My new apartment costs one third less in rent but is almost twice as big as my last one in downtown. For this exchange, I pay extra cost of subway fair (12RMB round trip) and spend extra time in transit. I can have regular readings or listennings to podcasts during my commute. I am now reading Peter Hessler’s books about his personal experience in china. I’ve finished his first book, River Town, a book about his teaching and life in Fuling, and now I moved on to his second book, Oracle Bones. I look forward to read his third book “country driving” after I finish this one (Update: I am in fact reading the third one now. I just learned that Ho Wei, Hessler in his Chinese name, was awarded the MacArthur fellowship, a prestigious prize that present to a person who has a marked capacity of self-direction. Congratulations! Ho Wei).

The greatest annoyance to me in the subway is that many morning commuters eat their take-out breakfasts during the ride or do some other trivia that might be more appropriate at a private setting. I can smell their food and hear their chewing sound. One time, I saw this tall and pretty girl who held and watched her cell phone in one hand and in the meantime ate her food held by the other. She was eating so loud that I could hear the clamping noise of her mouth from about 15 meters away in a crowded car. For herself, the whole act was under complete isolation and she was so relaxed as if the Metro is an extension to her living room. Today, I saw a man at his thirties loudly clipping his finger nails and let the clip-offs fall all over the floor in front of other commuters.

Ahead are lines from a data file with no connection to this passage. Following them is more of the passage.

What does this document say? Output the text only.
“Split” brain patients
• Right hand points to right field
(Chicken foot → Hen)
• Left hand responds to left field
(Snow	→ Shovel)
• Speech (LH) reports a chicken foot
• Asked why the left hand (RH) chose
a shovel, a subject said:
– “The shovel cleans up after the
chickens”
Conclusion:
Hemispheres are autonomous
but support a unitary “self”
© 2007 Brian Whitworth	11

Every entrance of a metro station has a security check point, where you need to put your bag through a X-ray scanner for screening. I have a mixed feeling for such “heightened security measure”. I still consider China is an internally peaceful country with little terrorist threat, at least in the east coast region. It looks paranoid to have such equipments installed everywhere (I even saw metal detectors installed for bar entrances in Songjiang).

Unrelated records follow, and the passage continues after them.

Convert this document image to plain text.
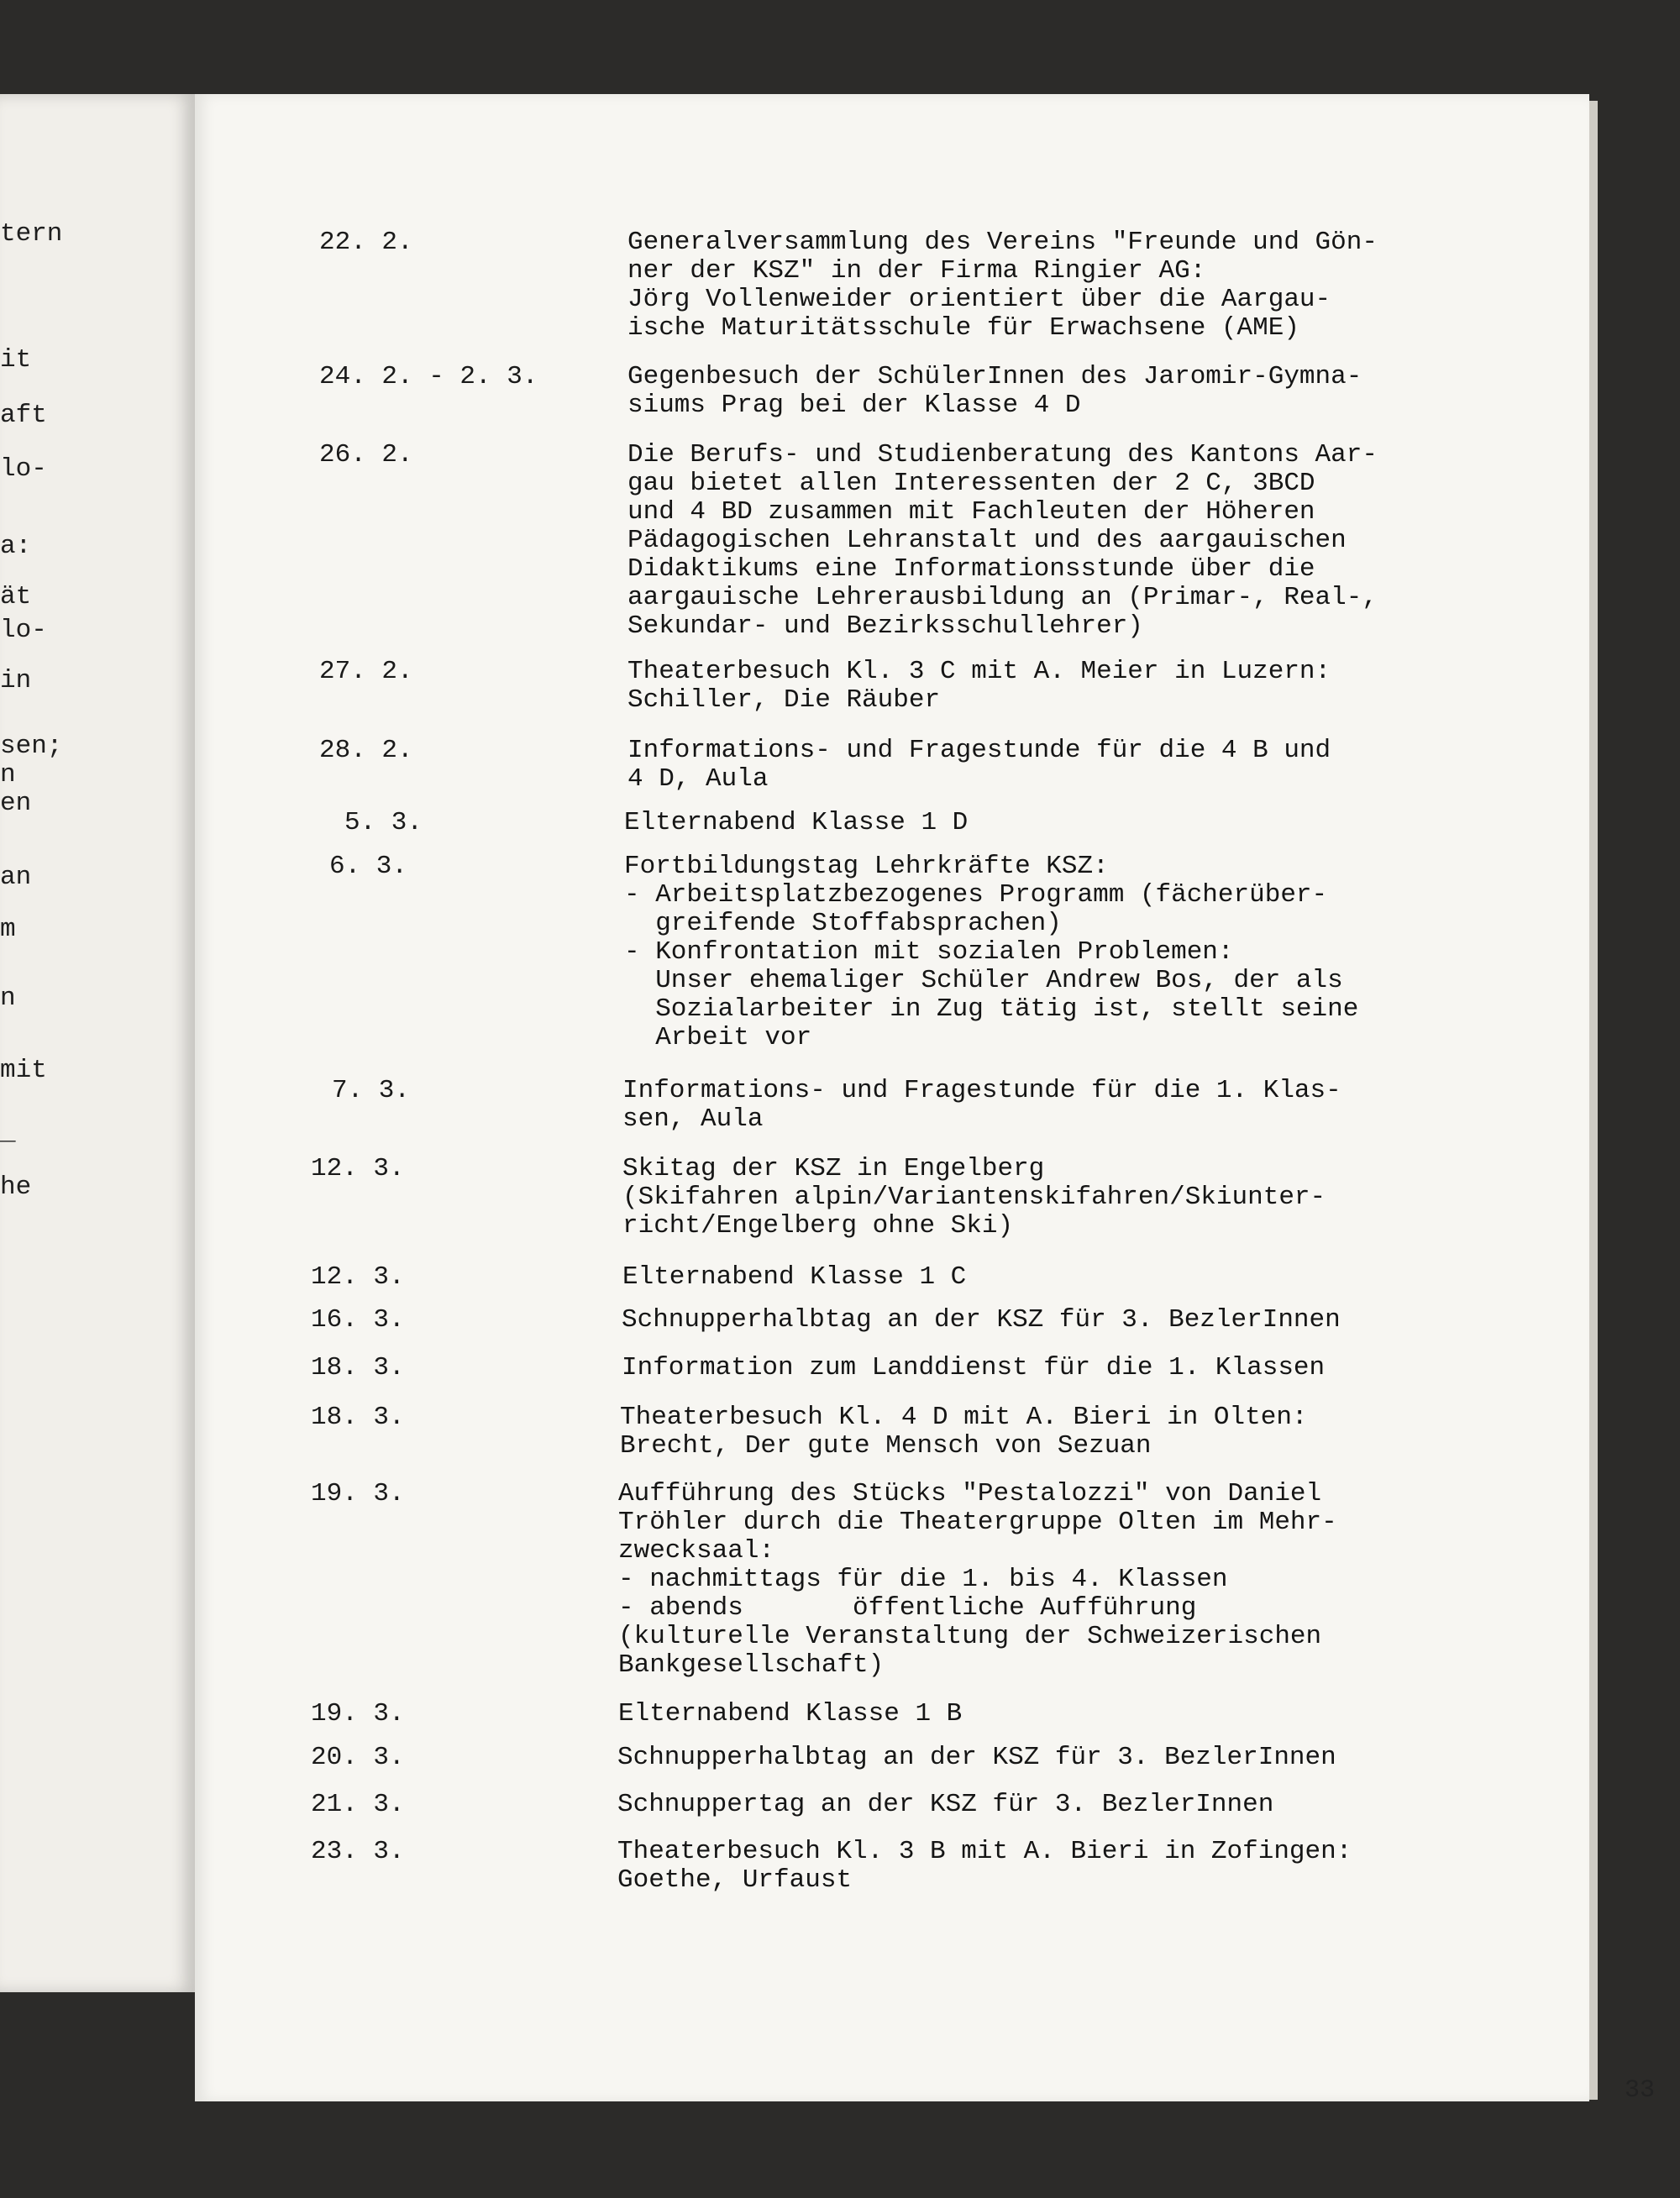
tern
it
aft
lo-
a:
ät
lo-
in
sen;
n
en
an
m
n
mit
_
he
22. 2.	Generalversammlung des Vereins "Freunde und Gön-
ner der KSZ" in der Firma Ringier AG:
Jörg Vollenweider orientiert über die Aargau-
ische Maturitätsschule für Erwachsene (AME)
24. 2. - 2. 3.	Gegenbesuch der SchülerInnen des Jaromir-Gymna-
siums Prag bei der Klasse 4 D
26. 2.	Die Berufs- und Studienberatung des Kantons Aar-
gau bietet allen Interessenten der 2 C, 3BCD
und 4 BD zusammen mit Fachleuten der Höheren
Pädagogischen Lehranstalt und des aargauischen
Didaktikums eine Informationsstunde über die
aargauische Lehrerausbildung an (Primar-, Real-,
Sekundar- und Bezirksschullehrer)
27. 2.	Theaterbesuch Kl. 3 C mit A. Meier in Luzern:
Schiller, Die Räuber
28. 2.	Informations- und Fragestunde für die 4 B und
4 D, Aula
5. 3.	Elternabend Klasse 1 D
6. 3.	Fortbildungstag Lehrkräfte KSZ:
- Arbeitsplatzbezogenes Programm (fächerüber-
greifende Stoffabsprachen)
- Konfrontation mit sozialen Problemen:
Unser ehemaliger Schüler Andrew Bos, der als
Sozialarbeiter in Zug tätig ist, stellt seine
Arbeit vor
7. 3.	Informations- und Fragestunde für die 1. Klas-
sen, Aula
12. 3.	Skitag der KSZ in Engelberg
(Skifahren alpin/Variantenskifahren/Skiunter-
richt/Engelberg ohne Ski)
12. 3.	Elternabend Klasse 1 C
16. 3.	Schnupperhalbtag an der KSZ für 3. BezlerInnen
18. 3.	Information zum Landdienst für die 1. Klassen
18. 3.	Theaterbesuch Kl. 4 D mit A. Bieri in Olten:
Brecht, Der gute Mensch von Sezuan
19. 3.	Aufführung des Stücks "Pestalozzi" von Daniel
Tröhler durch die Theatergruppe Olten im Mehr-
zwecksaal:
- nachmittags für die 1. bis 4. Klassen
- abends       öffentliche Aufführung
(kulturelle Veranstaltung der Schweizerischen
Bankgesellschaft)
19. 3.	Elternabend Klasse 1 B
20. 3.	Schnupperhalbtag an der KSZ für 3. BezlerInnen
21. 3.	Schnuppertag an der KSZ für 3. BezlerInnen
23. 3.	Theaterbesuch Kl. 3 B mit A. Bieri in Zofingen:
Goethe, Urfaust
33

But given the importance and vulnerability of the Metro system, a concern of public safety seems in the meantime well justified, even though Shanghai Metro system has never been attacked ever since the transit system started its operation in 1995. All previous incidents were due to either technical fault or mismanagement. However, like many Chinese systems, there is no clear rule regulating what type of bags must be subject to the X-ray. Even if there exist such rules, they are not enforced systematically. One time I put my messenger bag onto the belt of a X-ray machine and the screener personnel just stared at me without even looking at the screen. “You don’t even look at what is in my bag.” I complained. He grinned and then looked embarrassed but still didn’t want to go back to his actual work and check what might be inside in my bag. Sometimes, in Songjiang University Town Station of Line 9 one guy instructs people to put their bags through the scanner and another guy who supposedly should inspect the screen could not care less or was just doing other things.